Emotional intelligence education has not been in the mainstream for very long. In fact, this has been an actively dismissed area because it is considered a “soft science,” an indulgence and distraction to the progress of “real” work. At my previous school, the EI curriculum was defunded and replaced with a computer coding class because there was pushback from the community. This is not uncommon and is symptomatic of our hyper-individualistic society. Teaching how to identify, communicate, and cope with feelings does not hold hands well with the “pull yourself up by your bootstraps” American way. But ironically, people who learn emotional intelligence have “increased performance in their careers, greater leadership skills, and healthier relationships (platonic and romantic) overall” (as reported by the Yale Center for Emotional Intelligence). 

I have always seen people as the synthesis of their biological, environmental, and cultural circumstances. Demeanor, skills, and intellect typically reflect this fusion, not free will. In Dr. Erickson’s GATHER talk about empathy, he referenced a quote from President Obama that read, “…learning to stand in someone else’s shoes, to see through their eyes, that is how peace begins.” Although we are all unique, a common denominator is the experience of emotions. An important part of my job is to stand in the students’ shoes, see through their eyes, and understand how they are experiencing their emotions.

In my role as Student Wellness Manager, I work under the philosophy that “kids do well if they can,” (Dr. Ross Greene) meaning that if a child is not meeting expectations, there is an underdeveloped skill or invisible barrier that has yet to be made visible. My job is to collaborate with students and work on developing those skills or create interventions that can enable us to access those skills. This can look different for everyone. I have had students who need to wear headphones while they work so they can focus. There is a student who needs to wear a weighted vest to feel calm so they can pay attention in class. Personally, I need my desk to be clean before I can be productive. All these interventions are byproducts of a conversation about our emotions. 

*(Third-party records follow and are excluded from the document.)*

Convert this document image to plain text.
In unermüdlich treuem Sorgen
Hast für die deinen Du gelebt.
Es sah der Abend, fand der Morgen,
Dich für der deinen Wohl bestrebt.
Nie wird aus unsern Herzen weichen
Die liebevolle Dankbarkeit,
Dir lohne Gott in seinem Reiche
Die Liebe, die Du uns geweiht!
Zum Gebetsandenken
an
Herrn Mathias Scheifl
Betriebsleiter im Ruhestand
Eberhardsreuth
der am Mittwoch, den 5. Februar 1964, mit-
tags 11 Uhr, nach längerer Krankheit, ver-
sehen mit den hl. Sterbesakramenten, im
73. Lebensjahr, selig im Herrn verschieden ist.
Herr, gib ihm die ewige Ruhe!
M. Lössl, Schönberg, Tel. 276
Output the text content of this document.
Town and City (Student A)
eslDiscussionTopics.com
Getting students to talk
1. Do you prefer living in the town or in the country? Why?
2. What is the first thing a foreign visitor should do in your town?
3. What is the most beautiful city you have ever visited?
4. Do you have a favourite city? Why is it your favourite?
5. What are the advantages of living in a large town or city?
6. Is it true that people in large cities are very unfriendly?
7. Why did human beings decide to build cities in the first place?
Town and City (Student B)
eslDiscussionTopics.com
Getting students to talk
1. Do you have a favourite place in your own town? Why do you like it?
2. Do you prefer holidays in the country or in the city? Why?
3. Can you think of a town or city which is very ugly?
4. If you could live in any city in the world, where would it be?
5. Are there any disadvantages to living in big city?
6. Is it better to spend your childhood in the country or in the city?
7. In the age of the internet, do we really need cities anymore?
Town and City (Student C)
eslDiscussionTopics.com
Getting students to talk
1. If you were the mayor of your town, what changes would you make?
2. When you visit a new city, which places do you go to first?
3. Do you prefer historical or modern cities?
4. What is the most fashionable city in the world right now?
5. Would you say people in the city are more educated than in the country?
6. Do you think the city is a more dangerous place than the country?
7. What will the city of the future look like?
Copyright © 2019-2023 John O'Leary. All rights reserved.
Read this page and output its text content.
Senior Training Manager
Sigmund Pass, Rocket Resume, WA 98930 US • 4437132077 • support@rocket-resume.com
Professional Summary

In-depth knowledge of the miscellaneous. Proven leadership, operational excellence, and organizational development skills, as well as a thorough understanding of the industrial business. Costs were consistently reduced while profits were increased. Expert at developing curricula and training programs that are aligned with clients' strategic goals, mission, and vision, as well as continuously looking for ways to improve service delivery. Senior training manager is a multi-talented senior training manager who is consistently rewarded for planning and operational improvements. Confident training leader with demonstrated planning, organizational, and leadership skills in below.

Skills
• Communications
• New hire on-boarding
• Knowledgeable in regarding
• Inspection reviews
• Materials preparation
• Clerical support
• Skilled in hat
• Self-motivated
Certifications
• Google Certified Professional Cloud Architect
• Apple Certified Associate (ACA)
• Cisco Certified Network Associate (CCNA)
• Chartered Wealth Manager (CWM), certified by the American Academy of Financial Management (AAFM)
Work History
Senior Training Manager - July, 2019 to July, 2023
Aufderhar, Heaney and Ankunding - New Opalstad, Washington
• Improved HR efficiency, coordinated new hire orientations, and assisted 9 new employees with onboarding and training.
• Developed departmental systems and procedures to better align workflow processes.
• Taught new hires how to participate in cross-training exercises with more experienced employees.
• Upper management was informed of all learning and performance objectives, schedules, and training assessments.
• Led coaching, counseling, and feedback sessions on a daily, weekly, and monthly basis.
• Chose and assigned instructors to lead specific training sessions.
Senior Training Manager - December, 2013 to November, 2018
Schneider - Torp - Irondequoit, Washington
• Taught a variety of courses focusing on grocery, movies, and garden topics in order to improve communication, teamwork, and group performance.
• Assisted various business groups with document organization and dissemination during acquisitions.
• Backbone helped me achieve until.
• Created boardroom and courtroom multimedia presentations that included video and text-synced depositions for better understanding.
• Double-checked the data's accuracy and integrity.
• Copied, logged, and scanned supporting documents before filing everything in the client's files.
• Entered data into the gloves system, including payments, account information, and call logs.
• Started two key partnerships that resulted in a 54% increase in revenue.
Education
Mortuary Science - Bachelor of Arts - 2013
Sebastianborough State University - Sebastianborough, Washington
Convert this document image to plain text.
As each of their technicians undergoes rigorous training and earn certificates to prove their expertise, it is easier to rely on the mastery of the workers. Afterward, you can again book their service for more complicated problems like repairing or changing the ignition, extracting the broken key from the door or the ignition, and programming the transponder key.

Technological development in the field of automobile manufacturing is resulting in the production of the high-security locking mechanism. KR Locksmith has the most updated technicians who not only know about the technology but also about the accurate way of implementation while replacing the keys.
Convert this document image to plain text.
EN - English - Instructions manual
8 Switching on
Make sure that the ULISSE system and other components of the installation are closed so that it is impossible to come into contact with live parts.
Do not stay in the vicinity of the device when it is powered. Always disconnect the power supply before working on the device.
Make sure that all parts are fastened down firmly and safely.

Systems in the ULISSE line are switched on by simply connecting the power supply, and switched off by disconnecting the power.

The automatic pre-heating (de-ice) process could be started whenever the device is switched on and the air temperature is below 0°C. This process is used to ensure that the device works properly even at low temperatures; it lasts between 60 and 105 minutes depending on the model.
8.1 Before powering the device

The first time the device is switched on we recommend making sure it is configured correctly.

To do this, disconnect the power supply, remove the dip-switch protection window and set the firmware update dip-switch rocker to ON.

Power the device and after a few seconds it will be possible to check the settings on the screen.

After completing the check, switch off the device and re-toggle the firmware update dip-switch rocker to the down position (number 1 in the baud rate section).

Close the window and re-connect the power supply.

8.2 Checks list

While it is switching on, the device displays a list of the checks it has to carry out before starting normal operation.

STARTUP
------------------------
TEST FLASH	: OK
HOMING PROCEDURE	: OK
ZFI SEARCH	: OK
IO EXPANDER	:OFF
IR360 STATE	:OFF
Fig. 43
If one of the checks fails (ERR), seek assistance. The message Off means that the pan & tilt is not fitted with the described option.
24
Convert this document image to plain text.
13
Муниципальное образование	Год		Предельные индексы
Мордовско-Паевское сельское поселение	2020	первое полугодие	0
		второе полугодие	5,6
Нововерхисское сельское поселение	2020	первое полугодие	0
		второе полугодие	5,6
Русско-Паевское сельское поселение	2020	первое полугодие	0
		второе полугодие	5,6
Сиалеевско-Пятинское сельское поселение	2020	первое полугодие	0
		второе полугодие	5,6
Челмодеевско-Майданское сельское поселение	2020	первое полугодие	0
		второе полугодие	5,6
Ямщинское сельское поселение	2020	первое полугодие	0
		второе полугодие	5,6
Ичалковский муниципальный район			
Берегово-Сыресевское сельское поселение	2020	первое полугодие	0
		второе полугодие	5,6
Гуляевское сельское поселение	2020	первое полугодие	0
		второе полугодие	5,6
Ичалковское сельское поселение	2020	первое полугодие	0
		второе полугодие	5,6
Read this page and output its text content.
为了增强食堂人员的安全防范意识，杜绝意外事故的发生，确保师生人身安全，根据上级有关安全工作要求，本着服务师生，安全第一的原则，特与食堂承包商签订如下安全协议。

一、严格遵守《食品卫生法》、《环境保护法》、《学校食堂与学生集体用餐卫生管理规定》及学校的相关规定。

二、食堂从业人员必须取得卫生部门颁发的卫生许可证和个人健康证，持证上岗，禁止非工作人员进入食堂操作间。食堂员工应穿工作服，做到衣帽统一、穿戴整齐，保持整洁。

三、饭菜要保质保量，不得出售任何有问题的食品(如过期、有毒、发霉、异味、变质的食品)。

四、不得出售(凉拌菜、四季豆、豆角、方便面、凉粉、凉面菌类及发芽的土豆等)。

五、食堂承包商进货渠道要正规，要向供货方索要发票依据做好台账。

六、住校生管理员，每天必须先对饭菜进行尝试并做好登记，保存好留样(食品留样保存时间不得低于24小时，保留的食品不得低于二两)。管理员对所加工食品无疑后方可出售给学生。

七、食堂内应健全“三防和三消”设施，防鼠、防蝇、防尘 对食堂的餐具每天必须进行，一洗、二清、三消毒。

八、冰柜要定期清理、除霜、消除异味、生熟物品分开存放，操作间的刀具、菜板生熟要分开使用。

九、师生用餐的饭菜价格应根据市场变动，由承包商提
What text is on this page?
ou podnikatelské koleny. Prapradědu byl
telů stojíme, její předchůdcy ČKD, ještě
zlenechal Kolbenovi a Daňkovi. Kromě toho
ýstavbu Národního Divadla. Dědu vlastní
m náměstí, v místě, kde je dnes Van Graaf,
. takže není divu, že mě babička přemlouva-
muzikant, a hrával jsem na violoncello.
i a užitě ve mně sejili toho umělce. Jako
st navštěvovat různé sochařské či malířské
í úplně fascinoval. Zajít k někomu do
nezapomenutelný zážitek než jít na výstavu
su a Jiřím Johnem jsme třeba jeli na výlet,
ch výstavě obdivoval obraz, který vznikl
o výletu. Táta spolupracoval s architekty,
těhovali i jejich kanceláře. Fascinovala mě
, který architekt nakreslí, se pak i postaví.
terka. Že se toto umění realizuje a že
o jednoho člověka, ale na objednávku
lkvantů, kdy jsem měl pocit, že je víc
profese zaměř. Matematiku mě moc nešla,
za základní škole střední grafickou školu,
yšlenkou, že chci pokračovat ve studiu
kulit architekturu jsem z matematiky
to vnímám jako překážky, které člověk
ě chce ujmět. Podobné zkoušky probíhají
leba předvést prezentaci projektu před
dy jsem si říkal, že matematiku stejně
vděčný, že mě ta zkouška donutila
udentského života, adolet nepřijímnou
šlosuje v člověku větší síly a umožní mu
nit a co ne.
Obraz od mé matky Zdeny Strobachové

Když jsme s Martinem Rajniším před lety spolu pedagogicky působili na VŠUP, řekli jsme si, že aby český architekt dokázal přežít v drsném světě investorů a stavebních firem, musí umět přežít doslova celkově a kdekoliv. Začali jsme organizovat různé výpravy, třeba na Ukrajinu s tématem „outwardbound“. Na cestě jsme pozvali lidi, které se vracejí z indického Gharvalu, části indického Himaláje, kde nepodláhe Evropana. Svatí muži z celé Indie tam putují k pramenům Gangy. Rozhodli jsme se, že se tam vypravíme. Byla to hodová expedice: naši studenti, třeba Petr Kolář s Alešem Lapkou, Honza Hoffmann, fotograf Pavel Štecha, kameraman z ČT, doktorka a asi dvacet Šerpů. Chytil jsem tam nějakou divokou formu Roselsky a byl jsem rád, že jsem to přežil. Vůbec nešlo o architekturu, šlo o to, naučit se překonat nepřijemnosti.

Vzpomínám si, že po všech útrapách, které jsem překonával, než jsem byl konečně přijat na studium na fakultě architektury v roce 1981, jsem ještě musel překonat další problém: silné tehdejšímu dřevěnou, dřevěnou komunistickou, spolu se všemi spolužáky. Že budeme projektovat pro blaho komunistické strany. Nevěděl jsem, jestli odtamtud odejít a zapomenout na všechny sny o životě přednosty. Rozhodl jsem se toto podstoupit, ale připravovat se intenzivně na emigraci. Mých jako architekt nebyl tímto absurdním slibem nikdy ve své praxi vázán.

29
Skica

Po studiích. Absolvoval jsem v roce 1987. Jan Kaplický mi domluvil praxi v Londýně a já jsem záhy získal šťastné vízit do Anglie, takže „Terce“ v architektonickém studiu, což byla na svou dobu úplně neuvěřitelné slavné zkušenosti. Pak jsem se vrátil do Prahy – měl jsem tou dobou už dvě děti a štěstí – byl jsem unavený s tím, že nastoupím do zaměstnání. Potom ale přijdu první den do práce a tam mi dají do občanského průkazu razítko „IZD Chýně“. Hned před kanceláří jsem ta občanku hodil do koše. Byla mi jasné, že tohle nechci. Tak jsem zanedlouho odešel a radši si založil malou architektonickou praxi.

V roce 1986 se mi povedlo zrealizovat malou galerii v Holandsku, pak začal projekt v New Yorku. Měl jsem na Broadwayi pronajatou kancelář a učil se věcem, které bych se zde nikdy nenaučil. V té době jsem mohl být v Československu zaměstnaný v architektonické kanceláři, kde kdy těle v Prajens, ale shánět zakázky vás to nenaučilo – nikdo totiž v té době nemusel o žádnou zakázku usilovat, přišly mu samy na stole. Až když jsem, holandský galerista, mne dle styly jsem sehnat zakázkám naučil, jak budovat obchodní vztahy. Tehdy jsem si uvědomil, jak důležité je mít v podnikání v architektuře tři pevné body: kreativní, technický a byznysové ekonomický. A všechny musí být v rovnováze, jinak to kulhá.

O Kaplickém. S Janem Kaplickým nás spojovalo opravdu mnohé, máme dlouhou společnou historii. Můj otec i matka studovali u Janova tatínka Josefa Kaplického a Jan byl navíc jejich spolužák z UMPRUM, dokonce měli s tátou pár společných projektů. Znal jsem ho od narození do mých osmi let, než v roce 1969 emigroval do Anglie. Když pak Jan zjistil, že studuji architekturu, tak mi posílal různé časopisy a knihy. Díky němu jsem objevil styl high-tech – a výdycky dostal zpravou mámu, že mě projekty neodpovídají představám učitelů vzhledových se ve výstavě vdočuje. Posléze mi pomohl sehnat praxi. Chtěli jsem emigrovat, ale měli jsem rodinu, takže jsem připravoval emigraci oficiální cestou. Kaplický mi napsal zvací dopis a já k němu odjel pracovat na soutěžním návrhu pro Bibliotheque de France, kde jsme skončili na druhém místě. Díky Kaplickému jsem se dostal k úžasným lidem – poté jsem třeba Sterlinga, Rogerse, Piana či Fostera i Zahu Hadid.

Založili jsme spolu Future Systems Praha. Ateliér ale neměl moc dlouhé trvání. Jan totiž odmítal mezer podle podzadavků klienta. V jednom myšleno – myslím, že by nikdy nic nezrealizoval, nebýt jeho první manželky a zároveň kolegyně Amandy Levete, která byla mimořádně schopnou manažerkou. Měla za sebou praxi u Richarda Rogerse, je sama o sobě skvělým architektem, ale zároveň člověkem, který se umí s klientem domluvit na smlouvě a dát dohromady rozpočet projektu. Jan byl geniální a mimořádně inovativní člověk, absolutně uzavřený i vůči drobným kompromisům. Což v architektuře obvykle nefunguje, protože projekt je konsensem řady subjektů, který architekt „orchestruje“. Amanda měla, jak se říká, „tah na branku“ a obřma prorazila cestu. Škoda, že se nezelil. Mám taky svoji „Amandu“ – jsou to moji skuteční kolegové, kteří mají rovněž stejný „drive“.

As an emotional intelligence educator, my job is to teach not only the language of emotions, but also the skills to navigate them. In class, we talk about “invisible toolboxes” that we all have. So when we are feeling angry, sad, or excited, what can we do to help us navigate through that specific emotion? Whether that is to go for a walk, take deep breaths, or talk to a friend, there are many tools to support our needs. We all have individual needs. 

 Learning about our emotions is much like understanding a map. When we can identify and care for our own emotions, we can identify and care for others. When we understand where our own emotions come from, we can better understand where other people’s emotions come from. When we consider how our unique fusion of biological, environmental and cultural influences shape our own experience, we gain empathy for others’ experiences. 

The goal of emotional intelligence education is to be able to identify, communicate, and cope with one’s own and others' feelings. Studies prove over and over that there are major benefits to learning about emotions. We at PBS are privileged to have had this type of education at the core of our pedagogy for so long. Our students benefit daily from early development of these skills; however, the learning never stops. We are always students of emotion, and that is the realest work any human can do.